You and she seemed to be from two different worlds. Although your world could never be clean, she was stuck in this coal pit, and would never be able to pull herself out. She had forgotten the distance separating you from her, forgotten her experiences, and forgotten her status as a whore in the eyes of the locals. To her, you were her teacher, she was not asking for your help, and probably she had never again thought of changing her circumstances. It was a sudden and total innocence that had resurfaced, a hazy childhood infatuation, and she was so happy that she forgot herself. As you came to this realization, you flinched from the pain of having hurt her like this, and for a long time you couldn't forgive yourself for being so weak.
At night, lying in Lu's bedroom with the secret tunnel, he listened to the sound of water flowing outside the window and the waves of wind blowing through the pine forest. Early the next day, he crossed the river and hurried to the village to get the early bus back to the county town.
You had a photograph of Sun Huirong. You had taken it at a performance of the revolutionary opera, A Qing Sao, by the Mao Zedong Thought Propaganda Team on National Day. It was before she had been assigned to the production brigade, when you had helped her with her makeup and lipstick. She sang the role of the heroine, A Qing Sao, who fought the bandit army of the Japanese puppet government.

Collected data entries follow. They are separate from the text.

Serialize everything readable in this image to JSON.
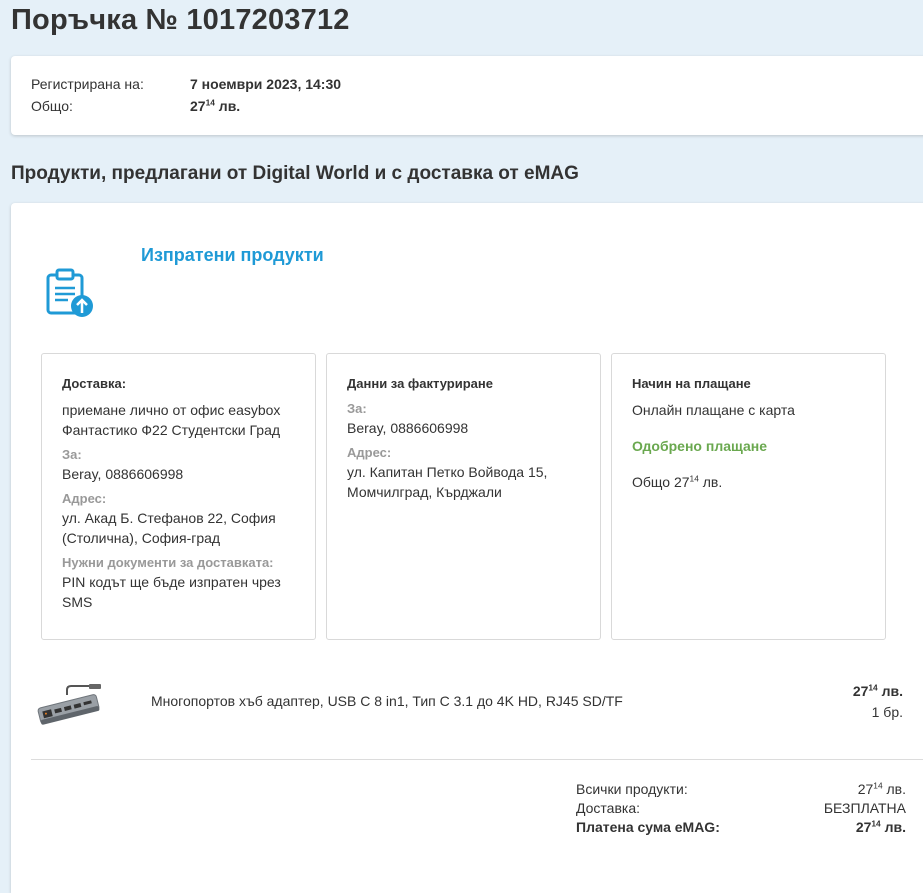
{
  "order": {
    "title": "Поръчка № 1017203712",
    "registered_label": "Регистрирана на:",
    "registered_value": "7 ноември 2023, 14:30",
    "total_label": "Общо:",
    "total_int": "27",
    "total_dec": "14",
    "total_cur": " лв."
  },
  "seller_section": {
    "title": "Продукти, предлагани от Digital World и с доставка от eMAG",
    "status_title": "Изпратени продукти",
    "status_icon": "clipboard-upload-icon"
  },
  "delivery": {
    "heading": "Доставка:",
    "method": "приемане лично от офис easybox Фантастико Ф22 Студентски Град",
    "for_label": "За:",
    "for_value": "Beray, 0886606998",
    "address_label": "Адрес:",
    "address_value": "ул. Акад Б. Стефанов 22, София (Столична), София-град",
    "docs_label": "Нужни документи за доставката:",
    "docs_value": "PIN кодът ще бъде изпратен чрез SMS"
  },
  "billing": {
    "heading": "Данни за фактуриране",
    "for_label": "За:",
    "for_value": "Beray, 0886606998",
    "address_label": "Адрес:",
    "address_value": "ул. Капитан Петко Войвода 15, Момчилград, Кърджали"
  },
  "payment": {
    "heading": "Начин на плащане",
    "method": "Онлайн плащане с карта",
    "status": "Одобрено плащане",
    "status_color": "#6aa84f",
    "total_prefix": "Общо 27",
    "total_dec": "14",
    "total_cur": " лв."
  },
  "product": {
    "name": "Многопортов хъб адаптер, USB C 8 in1, Тип C 3.1 до 4K HD, RJ45 SD/TF",
    "price_int": "27",
    "price_dec": "14",
    "price_cur": " лв.",
    "qty": "1 бр."
  },
  "totals": {
    "all_label": "Всички продукти:",
    "all_int": "27",
    "all_dec": "14",
    "all_cur": " лв.",
    "delivery_label": "Доставка:",
    "delivery_value": "БЕЗПЛАТНА",
    "paid_label": "Платена сума eMAG:",
    "paid_int": "27",
    "paid_dec": "14",
    "paid_cur": " лв."
  },
  "colors": {
    "accent": "#1f9ad6",
    "background": "#e5f0f8"
  }
}
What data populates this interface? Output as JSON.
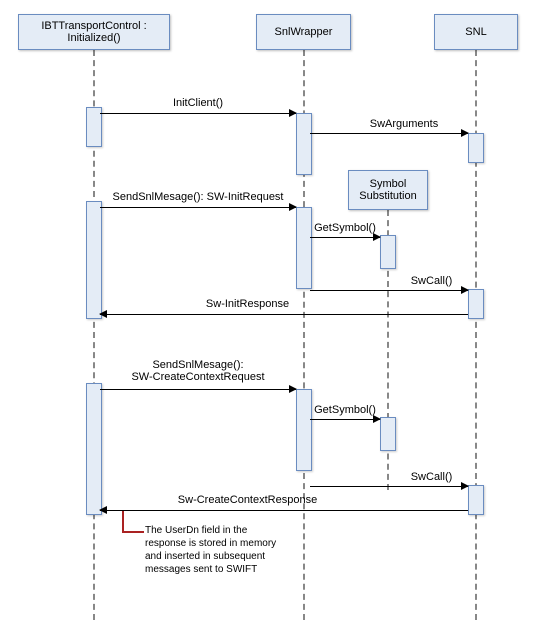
{
  "participants": {
    "p1": "IBTTransportControl : Initialized()",
    "p2": "SnlWrapper",
    "p3": "SNL"
  },
  "messages": {
    "m1": "InitClient()",
    "m2": "SwArguments",
    "m3": "SendSnlMesage(): SW-InitRequest",
    "m4": "GetSymbol()",
    "m5": "SwCall()",
    "m6": "Sw-InitResponse",
    "m7": "SendSnlMesage():\nSW-CreateContextRequest",
    "m8": "GetSymbol()",
    "m9": "SwCall()",
    "m10": "Sw-CreateContextResponse"
  },
  "notes": {
    "symbol_sub": "Symbol\nSubstitution",
    "userdn": "The UserDn field in the\nresponse is stored in\nmemory and inserted\nin subsequent messages\nsent to SWIFT"
  },
  "chart_data": {
    "type": "diagram",
    "diagram_type": "UML Sequence Diagram",
    "participants": [
      "IBTTransportControl : Initialized()",
      "SnlWrapper",
      "SNL"
    ],
    "fragments": [
      {
        "type": "note",
        "text": "Symbol Substitution",
        "attached_to": "SnlWrapper"
      }
    ],
    "messages": [
      {
        "from": "IBTTransportControl",
        "to": "SnlWrapper",
        "label": "InitClient()",
        "direction": "call"
      },
      {
        "from": "SnlWrapper",
        "to": "SNL",
        "label": "SwArguments",
        "direction": "call"
      },
      {
        "from": "IBTTransportControl",
        "to": "SnlWrapper",
        "label": "SendSnlMesage(): SW-InitRequest",
        "direction": "call"
      },
      {
        "from": "SnlWrapper",
        "to": "SymbolSubstitution",
        "label": "GetSymbol()",
        "direction": "call"
      },
      {
        "from": "SnlWrapper",
        "to": "SNL",
        "label": "SwCall()",
        "direction": "call"
      },
      {
        "from": "SNL",
        "to": "IBTTransportControl",
        "label": "Sw-InitResponse",
        "direction": "return"
      },
      {
        "from": "IBTTransportControl",
        "to": "SnlWrapper",
        "label": "SendSnlMesage(): SW-CreateContextRequest",
        "direction": "call"
      },
      {
        "from": "SnlWrapper",
        "to": "SymbolSubstitution",
        "label": "GetSymbol()",
        "direction": "call"
      },
      {
        "from": "SnlWrapper",
        "to": "SNL",
        "label": "SwCall()",
        "direction": "call"
      },
      {
        "from": "SNL",
        "to": "IBTTransportControl",
        "label": "Sw-CreateContextResponse",
        "direction": "return"
      }
    ],
    "annotations": [
      {
        "on": "Sw-CreateContextResponse",
        "text": "The UserDn field in the response is stored in memory and inserted in subsequent messages sent to SWIFT"
      }
    ]
  }
}
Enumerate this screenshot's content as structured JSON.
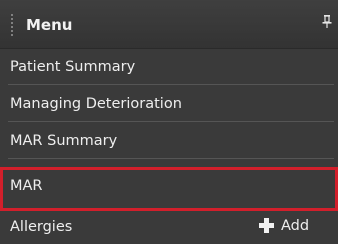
{
  "menu": {
    "title": "Menu",
    "items": [
      {
        "label": "Patient Summary"
      },
      {
        "label": "Managing Deterioration"
      },
      {
        "label": "MAR Summary"
      },
      {
        "label": "MAR",
        "selected": true
      },
      {
        "label": "Allergies",
        "action_label": "Add"
      }
    ]
  },
  "colors": {
    "panel_background": "#3a3a3a",
    "text": "#eeeeee",
    "selection_outline": "#d21f2b"
  },
  "icons": {
    "pin": "pin-icon",
    "add": "plus-icon",
    "grip": "grip-icon"
  }
}
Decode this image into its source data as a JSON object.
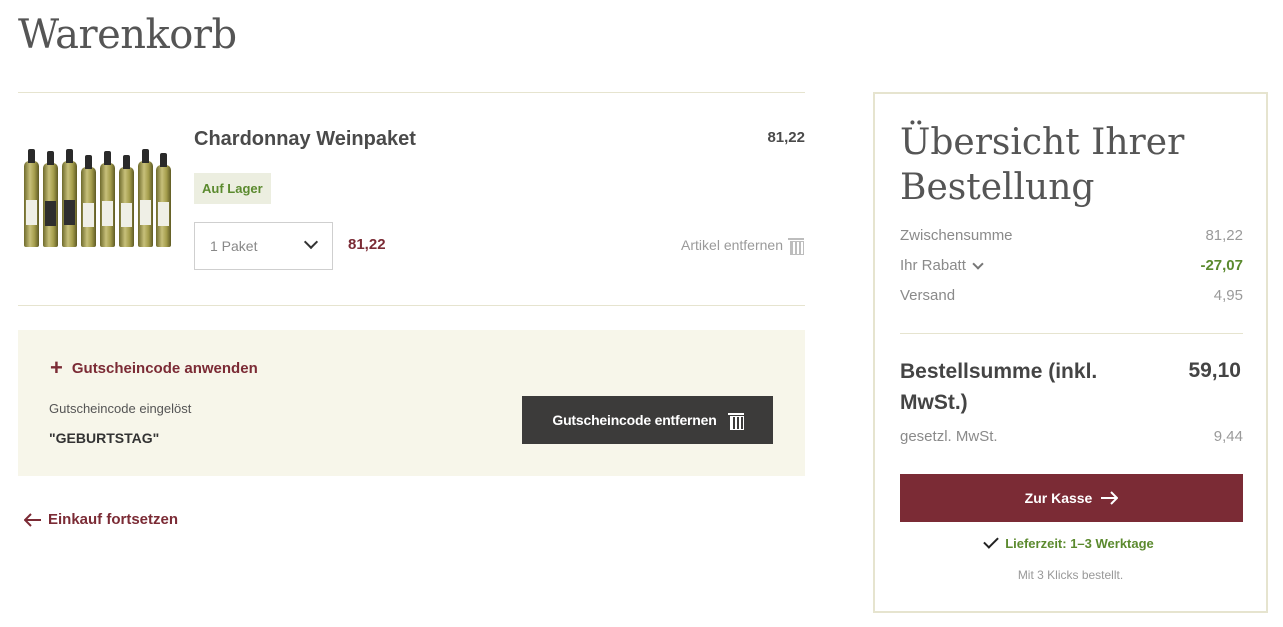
{
  "page": {
    "title": "Warenkorb"
  },
  "cart": {
    "items": [
      {
        "name": "Chardonnay Weinpaket",
        "price_top": "81,22",
        "stock_badge": "Auf Lager",
        "quantity_selected": "1 Paket",
        "line_price": "81,22",
        "remove_label": "Artikel entfernen"
      }
    ]
  },
  "coupon": {
    "apply_label": "Gutscheincode anwenden",
    "applied_label": "Gutscheincode eingelöst",
    "code": "\"GEBURTSTAG\"",
    "remove_button": "Gutscheincode entfernen"
  },
  "continue_label": "Einkauf fortsetzen",
  "summary": {
    "title": "Übersicht Ihrer Bestellung",
    "subtotal_label": "Zwischensumme",
    "subtotal_value": "81,22",
    "discount_label": "Ihr Rabatt",
    "discount_value": "-27,07",
    "shipping_label": "Versand",
    "shipping_value": "4,95",
    "total_label": "Bestellsumme (inkl. MwSt.)",
    "total_value": "59,10",
    "vat_label": "gesetzl. MwSt.",
    "vat_value": "9,44",
    "checkout_button": "Zur Kasse",
    "delivery_text": "Lieferzeit: 1–3 Werktage",
    "clicks_text": "Mit 3 Klicks bestellt."
  },
  "colors": {
    "accent": "#7b2b35",
    "success": "#5b8a2e",
    "dark_button": "#3c3b3a",
    "coupon_bg": "#f7f6ea",
    "border": "#e6e4cf"
  },
  "icons": [
    "plus-icon",
    "trash-icon",
    "chevron-down-icon",
    "arrow-left-icon",
    "arrow-right-icon",
    "check-icon"
  ]
}
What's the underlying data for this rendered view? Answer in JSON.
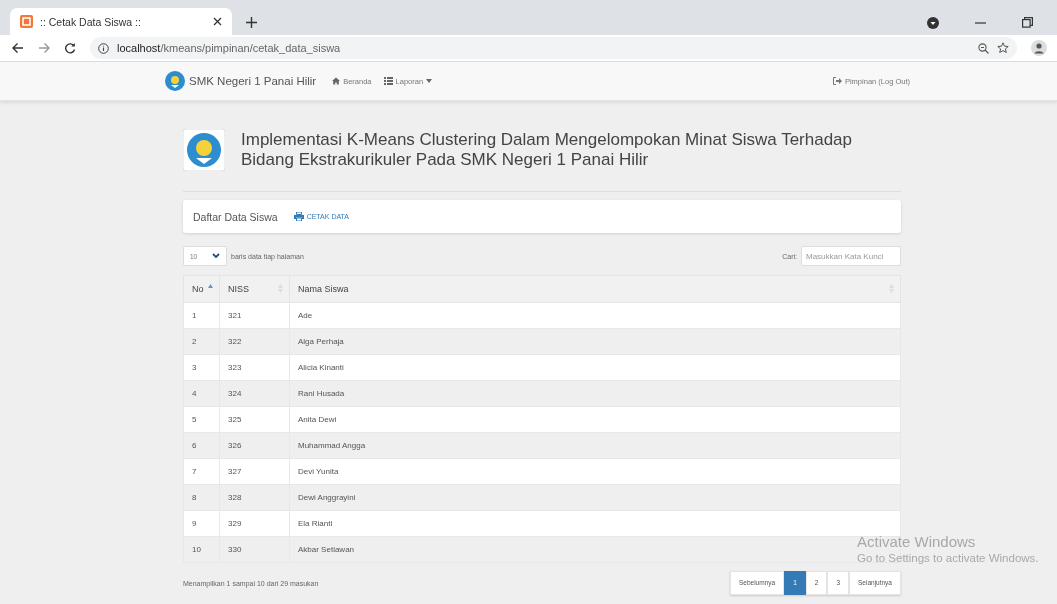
{
  "browser": {
    "tab_title": ":: Cetak Data Siswa ::",
    "url_host": "localhost",
    "url_path": "/kmeans/pimpinan/cetak_data_siswa"
  },
  "navbar": {
    "brand": "SMK Negeri 1 Panai Hilir",
    "items": [
      {
        "label": "Beranda",
        "kind": "home"
      },
      {
        "label": "Laporan",
        "kind": "dropdown"
      }
    ],
    "user": "Pimpinan (Log Out)"
  },
  "heading": "Implementasi K-Means Clustering Dalam Mengelompokan Minat Siswa Terhadap Bidang Ekstrakurikuler Pada SMK Negeri 1 Panai Hilir",
  "panel": {
    "title": "Daftar Data Siswa",
    "action": "CETAK DATA"
  },
  "length": {
    "value": "10",
    "label": "baris data tiap halaman"
  },
  "search": {
    "label": "Cari:",
    "placeholder": "Masukkan Kata Kunci"
  },
  "table": {
    "columns": [
      {
        "label": "No",
        "sorted": true
      },
      {
        "label": "NISS",
        "sorted": false
      },
      {
        "label": "Nama Siswa",
        "sorted": false
      }
    ],
    "rows": [
      [
        "1",
        "321",
        "Ade"
      ],
      [
        "2",
        "322",
        "Alga Perhaja"
      ],
      [
        "3",
        "323",
        "Alicia Kinanti"
      ],
      [
        "4",
        "324",
        "Rani Husada"
      ],
      [
        "5",
        "325",
        "Anita Dewi"
      ],
      [
        "6",
        "326",
        "Muhammad Angga"
      ],
      [
        "7",
        "327",
        "Devi Yunita"
      ],
      [
        "8",
        "328",
        "Dewi Anggrayini"
      ],
      [
        "9",
        "329",
        "Ela Rianti"
      ],
      [
        "10",
        "330",
        "Akbar Setiawan"
      ]
    ]
  },
  "info": "Menampilkan 1 sampai 10 dari 29 masukan",
  "pagination": [
    {
      "label": "Sebelumnya",
      "selected": false
    },
    {
      "label": "1",
      "selected": true
    },
    {
      "label": "2",
      "selected": false
    },
    {
      "label": "3",
      "selected": false
    },
    {
      "label": "Selanjutnya",
      "selected": false
    }
  ],
  "os_notice": {
    "title": "Activate Windows",
    "text": "Go to Settings to activate Windows."
  }
}
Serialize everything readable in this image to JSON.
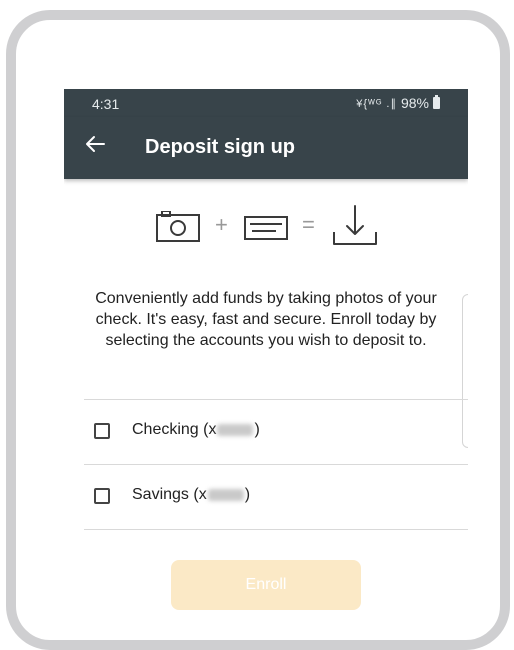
{
  "status_bar": {
    "time": "4:31",
    "signal": "¥{ᵂᴳ .∥",
    "battery": "98%"
  },
  "app_bar": {
    "title": "Deposit sign up",
    "back_icon": "arrow-left-icon"
  },
  "hero_icons": [
    "camera-icon",
    "plus-icon",
    "check-card-icon",
    "equals-icon",
    "download-icon"
  ],
  "hero_symbols": {
    "plus": "+",
    "equals": "="
  },
  "intro_text": "Conveniently add funds by taking photos of your check. It's easy, fast and secure. Enroll today by selecting the accounts you wish to deposit to.",
  "accounts": [
    {
      "prefix": "Checking (x",
      "suffix": ")",
      "checked": false
    },
    {
      "prefix": "Savings (x",
      "suffix": ")",
      "checked": false
    }
  ],
  "enroll_button": {
    "label": "Enroll",
    "enabled": false
  },
  "colors": {
    "header": "#38444a",
    "enroll_disabled": "#fbe9c6",
    "icon_stroke": "#3a3a3a"
  }
}
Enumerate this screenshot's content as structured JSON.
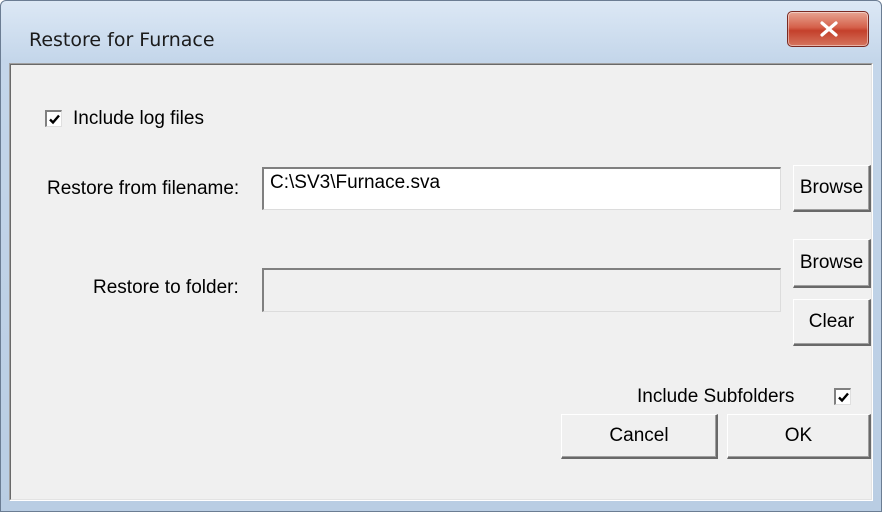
{
  "window": {
    "title": "Restore for Furnace",
    "close_label": "x"
  },
  "options": {
    "include_log_files_label": "Include log files",
    "include_log_files_checked": true,
    "include_subfolders_label": "Include Subfolders",
    "include_subfolders_checked": true
  },
  "restore_from": {
    "label": "Restore from filename:",
    "value": "C:\\SV3\\Furnace.sva",
    "browse_label": "Browse"
  },
  "restore_to": {
    "label": "Restore to folder:",
    "value": "",
    "browse_label": "Browse",
    "clear_label": "Clear"
  },
  "actions": {
    "cancel_label": "Cancel",
    "ok_label": "OK"
  },
  "colors": {
    "frame": "#c4d6ea",
    "client": "#f0f0f0",
    "close_button": "#c4402b"
  }
}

This opera had been prescribed in the syllabus issued by the County Education Bureau, and all the students had to learn to sing the songs from it in the music class. She had the best voice. It was impossible to know if she now had a man or was still a whore in the coal mine, which was run as a peasant collective enterprise. After you left China, the authorities sealed off your apartment in Beijing, and those photographs, together with your books and handwritten manuscripts, were all confiscated.
While you were still in China, a former student, who had gone on to graduate from university, was sent on a job to Beijing and paid you a visit. When you asked him about Secretary Lu, he said that he had died. You asked how he had died.
"Sickness, I suppose," he said. But he had only heard this.
You had never met Lu's wife. It was said that she taught at the regional teachers' college, but that she was often on sick leave because of psychological problems. She stayed with her daughter, but that could have been a means of self-preservation, to avoid being implicated. Also, a woman might not necessarily have been able to endure the life of a recluse in the mountains.